Desde mi punto de vista, más que una queja es una profunda reflexión sobre el propósito de la vida. Esa es la impresión que sentí, nada más y nada menos que con la vista del Templo frente a mí. (En las historias destacadas de mi perfil de Instagram compartí lo que estaba viendo justo en mi momento de estudio personal de las Escrituras)

Más tarde, mientras mi hijo menor hacía bautismos vicarios con otros jóvenes de nuestra Estaca, pude hacer una ordenanza por alguien emparentado con mi esposo.



Mientras esperaba para poder realizar la ordenanza, abrí la Biblia y la abrí justo en Isaías 54. Mis ojos recorrieron los siguientes versículos:

"Porque como a mujer abandonada y triste de espíritu te llamó Jehová, y como a la esposa de la juventud que es repudiada, dice el Dios tuyo. Por un breve momento te abandoné, pero te recogeré con grandes misericordias. Con un poco de ira escondí mi rostro de ti por un momento, mas con misericordia eterna tendré compasión de ti, dice tu Redentor, Jehová." (Isaías 54: 6-8)

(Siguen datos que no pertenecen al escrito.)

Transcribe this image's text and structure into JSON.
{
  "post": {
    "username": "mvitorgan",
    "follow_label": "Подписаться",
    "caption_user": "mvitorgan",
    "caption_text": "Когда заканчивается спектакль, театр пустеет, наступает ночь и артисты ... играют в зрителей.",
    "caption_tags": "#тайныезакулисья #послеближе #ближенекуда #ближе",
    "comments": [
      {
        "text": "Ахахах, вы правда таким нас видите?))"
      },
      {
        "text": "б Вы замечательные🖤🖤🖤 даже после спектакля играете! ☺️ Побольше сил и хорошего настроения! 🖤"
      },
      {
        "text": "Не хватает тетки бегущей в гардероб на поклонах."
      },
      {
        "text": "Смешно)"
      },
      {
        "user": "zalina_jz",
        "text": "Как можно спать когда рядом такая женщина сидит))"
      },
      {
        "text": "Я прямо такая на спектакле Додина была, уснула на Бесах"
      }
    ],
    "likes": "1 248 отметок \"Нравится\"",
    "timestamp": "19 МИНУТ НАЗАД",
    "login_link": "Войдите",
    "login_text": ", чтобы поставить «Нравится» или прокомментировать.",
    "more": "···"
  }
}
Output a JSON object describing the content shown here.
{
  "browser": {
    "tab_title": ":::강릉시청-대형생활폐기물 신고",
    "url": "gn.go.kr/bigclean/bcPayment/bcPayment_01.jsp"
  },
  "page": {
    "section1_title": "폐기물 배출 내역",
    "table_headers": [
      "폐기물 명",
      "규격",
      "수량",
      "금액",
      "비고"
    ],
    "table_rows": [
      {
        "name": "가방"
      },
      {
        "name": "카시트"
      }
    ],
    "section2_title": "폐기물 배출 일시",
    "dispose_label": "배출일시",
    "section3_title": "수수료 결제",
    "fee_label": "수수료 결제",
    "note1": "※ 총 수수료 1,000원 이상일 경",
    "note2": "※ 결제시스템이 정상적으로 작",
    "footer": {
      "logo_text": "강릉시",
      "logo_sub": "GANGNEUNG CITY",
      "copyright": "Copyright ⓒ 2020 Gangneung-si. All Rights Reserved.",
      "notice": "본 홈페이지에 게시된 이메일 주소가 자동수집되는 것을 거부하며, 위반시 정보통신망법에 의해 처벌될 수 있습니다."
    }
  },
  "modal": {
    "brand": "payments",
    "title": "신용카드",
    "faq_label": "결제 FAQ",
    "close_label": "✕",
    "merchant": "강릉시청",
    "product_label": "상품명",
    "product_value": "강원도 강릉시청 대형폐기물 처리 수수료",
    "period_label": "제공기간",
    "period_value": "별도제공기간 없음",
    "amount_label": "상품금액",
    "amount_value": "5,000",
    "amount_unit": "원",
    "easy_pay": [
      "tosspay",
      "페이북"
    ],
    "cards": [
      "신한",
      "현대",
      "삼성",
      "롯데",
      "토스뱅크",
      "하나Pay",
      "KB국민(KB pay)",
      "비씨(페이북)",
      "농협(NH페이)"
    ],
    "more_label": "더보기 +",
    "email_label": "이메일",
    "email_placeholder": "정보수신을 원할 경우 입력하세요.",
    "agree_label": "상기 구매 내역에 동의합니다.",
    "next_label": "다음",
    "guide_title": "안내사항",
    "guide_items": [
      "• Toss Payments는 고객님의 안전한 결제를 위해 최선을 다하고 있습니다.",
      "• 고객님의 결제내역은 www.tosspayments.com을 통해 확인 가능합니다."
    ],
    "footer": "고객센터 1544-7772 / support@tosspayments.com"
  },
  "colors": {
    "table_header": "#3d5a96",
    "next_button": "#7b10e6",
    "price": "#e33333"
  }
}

Me identifiqué totalmente con esas palabras porque, en algún momento de mi vida, fui como esa mujer "abandonada y triste de espíritu" a la cual el Señor llamó y recogió "con grandes misericordias". El del jueves fue un recordatorio más del Señor (porque los últimos días previos a la visita al Templo estuve un poco apesadumbrada) del infinito amor que me tiene, aún con mis debilidades y todo.

Ayer se repitió la visita y fue, aún, más especial ya que fue el último sábado antes de que la Casa del Señor cierre sus puertas por tres meses, debido a mantenimiento. Tanto el interior como los alrededores del Templo desbordaban de gente. Yo misma tuve que hacer dos ordenanzas, en vez de las cinco estipuladas, por falta de tiempo.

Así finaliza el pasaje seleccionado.